In this embodiment, the first similarity and the second similarity may be calculated by euclidean distance or Dtw; as shown in fig. 2, since the different evaluation indexes have different emphasis properties, the similarity obtained by corresponding calculation under the different evaluation indexes is different; it should be noted that, under the same evaluation index, the similarity calculated between data curves in different orders should be different;
the first similarity can reflect the similarity between any two time sequence data curves to be evaluated in at least two time sequence data curves to be evaluated under the same evaluation index, so that the first similarity is actually a set of similarities between different time sequence data curves to be evaluated in at least two time sequence data curves to be evaluated under the same index;
the second similarity can reflect the similarity between at least two time sequence data curves to be evaluated and the normal time sequence data curves in the preset case library under the same evaluation index, so that the second similarity is a set of the similarities between the time sequence data curves to be evaluated under the same index and the normal time sequence data curves in the preset case library;
obtaining the relative volatility under any evaluation index according to index values by respectively calculating the index values of the first similarity and the second similarity; the index value may be a mean and a variance of the similarity, and it should be understood that the index value is not limited to the mean and the variance.
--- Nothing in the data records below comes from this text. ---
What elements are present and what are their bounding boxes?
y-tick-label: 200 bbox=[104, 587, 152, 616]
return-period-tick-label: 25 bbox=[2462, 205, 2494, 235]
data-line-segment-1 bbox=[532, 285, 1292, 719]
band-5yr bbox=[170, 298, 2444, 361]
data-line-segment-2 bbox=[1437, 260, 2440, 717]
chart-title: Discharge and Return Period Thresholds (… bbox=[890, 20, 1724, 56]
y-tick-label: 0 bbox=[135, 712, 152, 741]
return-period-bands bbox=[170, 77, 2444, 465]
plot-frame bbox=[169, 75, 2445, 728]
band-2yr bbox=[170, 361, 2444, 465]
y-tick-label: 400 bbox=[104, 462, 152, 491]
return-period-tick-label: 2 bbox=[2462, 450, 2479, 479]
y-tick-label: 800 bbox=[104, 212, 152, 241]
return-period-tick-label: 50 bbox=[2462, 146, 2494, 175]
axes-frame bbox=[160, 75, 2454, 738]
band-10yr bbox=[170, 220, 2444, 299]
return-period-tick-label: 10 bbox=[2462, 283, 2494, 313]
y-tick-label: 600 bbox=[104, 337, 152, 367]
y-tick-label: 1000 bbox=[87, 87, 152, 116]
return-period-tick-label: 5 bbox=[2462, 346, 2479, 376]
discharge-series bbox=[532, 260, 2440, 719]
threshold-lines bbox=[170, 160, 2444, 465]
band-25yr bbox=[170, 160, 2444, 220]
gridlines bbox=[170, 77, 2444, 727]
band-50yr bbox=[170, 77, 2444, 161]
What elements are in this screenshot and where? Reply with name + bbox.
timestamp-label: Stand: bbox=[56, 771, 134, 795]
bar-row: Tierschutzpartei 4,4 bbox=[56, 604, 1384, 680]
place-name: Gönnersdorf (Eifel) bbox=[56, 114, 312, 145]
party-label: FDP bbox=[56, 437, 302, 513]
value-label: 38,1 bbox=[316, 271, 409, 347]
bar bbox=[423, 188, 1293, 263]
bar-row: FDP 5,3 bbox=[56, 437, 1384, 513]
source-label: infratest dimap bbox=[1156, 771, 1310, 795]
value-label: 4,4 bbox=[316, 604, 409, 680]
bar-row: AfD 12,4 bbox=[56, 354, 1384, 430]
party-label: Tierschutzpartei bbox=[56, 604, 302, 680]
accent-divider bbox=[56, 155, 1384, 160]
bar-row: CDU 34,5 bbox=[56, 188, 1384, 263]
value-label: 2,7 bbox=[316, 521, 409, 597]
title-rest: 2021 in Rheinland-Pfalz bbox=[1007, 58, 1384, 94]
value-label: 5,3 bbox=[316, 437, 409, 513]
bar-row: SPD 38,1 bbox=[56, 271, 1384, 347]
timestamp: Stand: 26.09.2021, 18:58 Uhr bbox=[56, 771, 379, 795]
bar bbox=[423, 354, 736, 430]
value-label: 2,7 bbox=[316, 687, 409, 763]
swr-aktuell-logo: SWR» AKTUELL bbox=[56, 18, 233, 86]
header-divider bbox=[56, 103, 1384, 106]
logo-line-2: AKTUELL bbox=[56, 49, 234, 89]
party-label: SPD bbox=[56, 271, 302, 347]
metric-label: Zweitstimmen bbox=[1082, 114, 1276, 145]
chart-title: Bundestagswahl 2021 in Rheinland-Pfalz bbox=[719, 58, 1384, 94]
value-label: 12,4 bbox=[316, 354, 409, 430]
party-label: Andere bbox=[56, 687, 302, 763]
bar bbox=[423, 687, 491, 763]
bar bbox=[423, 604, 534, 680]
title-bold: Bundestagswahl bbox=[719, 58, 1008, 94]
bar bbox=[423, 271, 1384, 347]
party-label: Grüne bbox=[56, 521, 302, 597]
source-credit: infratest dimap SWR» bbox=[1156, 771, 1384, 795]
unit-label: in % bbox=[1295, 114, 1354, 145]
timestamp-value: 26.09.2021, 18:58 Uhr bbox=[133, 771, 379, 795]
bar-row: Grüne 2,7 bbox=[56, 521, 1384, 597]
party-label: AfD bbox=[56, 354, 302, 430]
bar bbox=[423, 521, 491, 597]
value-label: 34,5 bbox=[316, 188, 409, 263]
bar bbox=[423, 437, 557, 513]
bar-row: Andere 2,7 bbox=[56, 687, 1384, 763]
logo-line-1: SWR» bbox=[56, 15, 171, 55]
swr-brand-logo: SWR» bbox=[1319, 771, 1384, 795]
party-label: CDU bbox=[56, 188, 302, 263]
Further, the relative volatility may be obtained by a formula, where the relative volatility = (mean of the second similarity/variance of the second similarity)/(mean of the first similarity/variance of the first similarity);
in this embodiment, it should be noted that one evaluation index corresponds to one relative volatility; and reflecting the volatility of the similarity degree of at least two time sequence data curves to be evaluated and the normal time sequence data curves in the preset case library under the corresponding evaluation indexes through the relative volatility.
In an optional embodiment of the present invention, the step 13 may include:
and 131, determining at least one target evaluation index in at least one evaluation index according to the relative volatility of at least one evaluation index and a preset volatility threshold.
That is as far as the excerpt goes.